EXCELLENCE IN WHAT MATTERS
Notice, these passages do not instruct us to pursue excellence in only certain areas of life. No, we are instructed to pursue excellence in every area – whatever it is we find ourselves doing.
Now, some may say that pursuing excellence in every area of life is non-realistic; at best, we should concentrate our pursuit in one area. I disagree. It is certainly unrealistic to believe that we will be (or are) excellent in every area. I nonetheless posit that excellence is always the goal toward which we should strive, at least in what I consider the four most important areas of our lives – spiritual, familial, relational, and professional.
Interestingly enough, a study conducted a few years ago by Dr. Richard H. Bube, a professor at Stanford University, concluded that pursuing excellence in only one area can actually result in “negative excellence” in other areas. Dr. Bube defined “negative excellence” as a major failure that resulted in damage both to the person and to others dependent upon the person.
For example, when a person pursues professional excellence without also pursuing spiritual, familial, and relational excellence, that person will likely experience damage in one or more of these latter areas. Concomitantly, others, namely those dependent upon the person, will likely suffer, too. While, in this example, the person’s level of professional excellence may surpass that of professional peers, this will likely come at significant cost in these other, more important areas of their life.
EXCELLENCE IS DIFFICULT
Pursuing excellence in each of these important areas of life is something that is easier said than done. Let’s be honest, we humans aren’t naturally excellent at anything, let alone things that matter. Thus, we have to continually work our way toward excellence. Pursuing excellence is a persistent, life-long, and sometimes lonely task that requires effort, commitment, and sacrifice.
Pursuing excellence can sometimes grow wearisome.
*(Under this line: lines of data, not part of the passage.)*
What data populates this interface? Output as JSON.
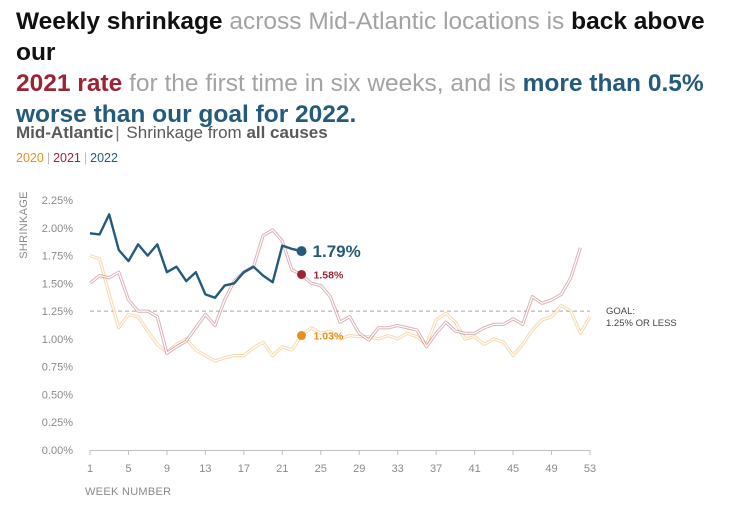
{
  "headline": {
    "p1": "Weekly shrinkage",
    "p2": " across Mid-Atlantic locations is ",
    "p3": "back above our",
    "p4": " ",
    "p5": "2021 rate",
    "p6": " for the first time in six weeks, and is ",
    "p7": "more than 0.5% worse than our goal for 2022."
  },
  "subtitle": {
    "region": "Mid-Atlantic",
    "separator": "|",
    "text": " Shrinkage from ",
    "emphasis": "all causes"
  },
  "legend": [
    {
      "label": "2020",
      "color": "#e8901c"
    },
    {
      "label": "2021",
      "color": "#9b2335"
    },
    {
      "label": "2022",
      "color": "#245b7a"
    }
  ],
  "legend_separator": "|",
  "chart_data": {
    "type": "line",
    "ylabel": "SHRINKAGE",
    "xlabel": "WEEK NUMBER",
    "xlim": [
      1,
      53
    ],
    "ylim": [
      0,
      2.25
    ],
    "x_ticks": [
      1,
      5,
      9,
      13,
      17,
      21,
      25,
      29,
      33,
      37,
      41,
      45,
      49,
      53
    ],
    "y_ticks": [
      "0.00%",
      "0.25%",
      "0.50%",
      "0.75%",
      "1.00%",
      "1.25%",
      "1.50%",
      "1.75%",
      "2.00%",
      "2.25%"
    ],
    "goal": {
      "value": 1.25,
      "label_line1": "GOAL:",
      "label_line2": "1.25% OR LESS"
    },
    "series": [
      {
        "name": "2020",
        "color": "#e8901c",
        "style": "faint",
        "values": [
          1.75,
          1.72,
          1.4,
          1.1,
          1.22,
          1.2,
          1.07,
          0.95,
          0.88,
          0.95,
          1.0,
          0.9,
          0.85,
          0.8,
          0.83,
          0.85,
          0.85,
          0.92,
          0.97,
          0.85,
          0.93,
          0.9,
          1.03,
          1.1,
          1.05,
          1.07,
          1.0,
          1.03,
          1.02,
          1.02,
          1.0,
          1.03,
          1.0,
          1.05,
          1.02,
          0.95,
          1.17,
          1.23,
          1.15,
          1.0,
          1.02,
          0.95,
          1.0,
          0.97,
          0.85,
          0.95,
          1.08,
          1.17,
          1.2,
          1.3,
          1.25,
          1.05,
          1.2
        ]
      },
      {
        "name": "2021",
        "color": "#9b2335",
        "style": "faint",
        "values": [
          1.5,
          1.57,
          1.55,
          1.6,
          1.35,
          1.25,
          1.25,
          1.2,
          0.87,
          0.93,
          0.98,
          1.1,
          1.22,
          1.12,
          1.35,
          1.52,
          1.6,
          1.65,
          1.93,
          1.98,
          1.88,
          1.62,
          1.58,
          1.5,
          1.48,
          1.38,
          1.15,
          1.2,
          1.05,
          0.99,
          1.1,
          1.1,
          1.12,
          1.1,
          1.08,
          0.93,
          1.05,
          1.15,
          1.07,
          1.05,
          1.05,
          1.1,
          1.13,
          1.13,
          1.18,
          1.13,
          1.38,
          1.32,
          1.35,
          1.4,
          1.55,
          1.82
        ]
      },
      {
        "name": "2022",
        "color": "#245b7a",
        "style": "bold",
        "values": [
          1.95,
          1.94,
          2.12,
          1.8,
          1.7,
          1.85,
          1.75,
          1.85,
          1.6,
          1.65,
          1.52,
          1.6,
          1.4,
          1.37,
          1.48,
          1.5,
          1.6,
          1.65,
          1.57,
          1.51,
          1.84,
          1.81,
          1.79
        ]
      }
    ],
    "markers": [
      {
        "series": "2022",
        "week": 23,
        "value": 1.79,
        "label": "1.79%",
        "color": "#245b7a"
      },
      {
        "series": "2021",
        "week": 23,
        "value": 1.58,
        "label": "1.58%",
        "color": "#9b2335"
      },
      {
        "series": "2020",
        "week": 23,
        "value": 1.03,
        "label": "1.03%",
        "color": "#e8901c"
      }
    ]
  }
}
We can sometimes get discouraged and begin wondering if our effort, commitment, and sacrifice have actually worked against us. It is in those times that we have to push such doubts out of our minds, and hold on to the words of the Apostle Paul: “Let us not become weary in doing good, for at the proper time we will reap a harvest if we do not give up” (Galatians 6:9, NIV).
MEDIOCRITY IS EASY
The antithesis of excellence, mediocrity, is always easier to pursue. Doing just enough to get by, and nothing more, requires little, if any, effort. It certainly does not require commitment or sacrifice. Yes, there may be times when a person may actually reap some benefit from their mediocrity, but I believe any such benefit will be short lived, non-fulfilling, or both.
In the long run, the persistently mediocre will reap what they’ve sown – spiritual mediocrity, familial mediocrity, relational mediocrity, and professional mediocrity. Emptiness epitomized.
DON’T BE A LAMEWAD
I don’t want to be a man who spends his life pursuing mediocrity. Nor do I want to be a man that pursues excellence in one area of my life only to suffer in other areas. I want to pursue excellence in at least the most important areas of my life. Yes, this may come with a cost – I may not achieve the same level of excellence in one area as my peers who are solely concentrating on this same area. But, it will also come with a benefit – I will achieve higher levels of excellence in all of the other areas of my life that these same peers will not, while simultaneously avoiding the impact of “negative excellence.”
Any lamewad can pursue mediocrity. Any lamewad can give less than their best, less than their finest. Any lamewad can settle for a C minus. That’s easy.
I don’t want to be a lamewad. I hope and pray that you don’t, either.
 I will expound on what I mean by excellence in each of these areas in later posts.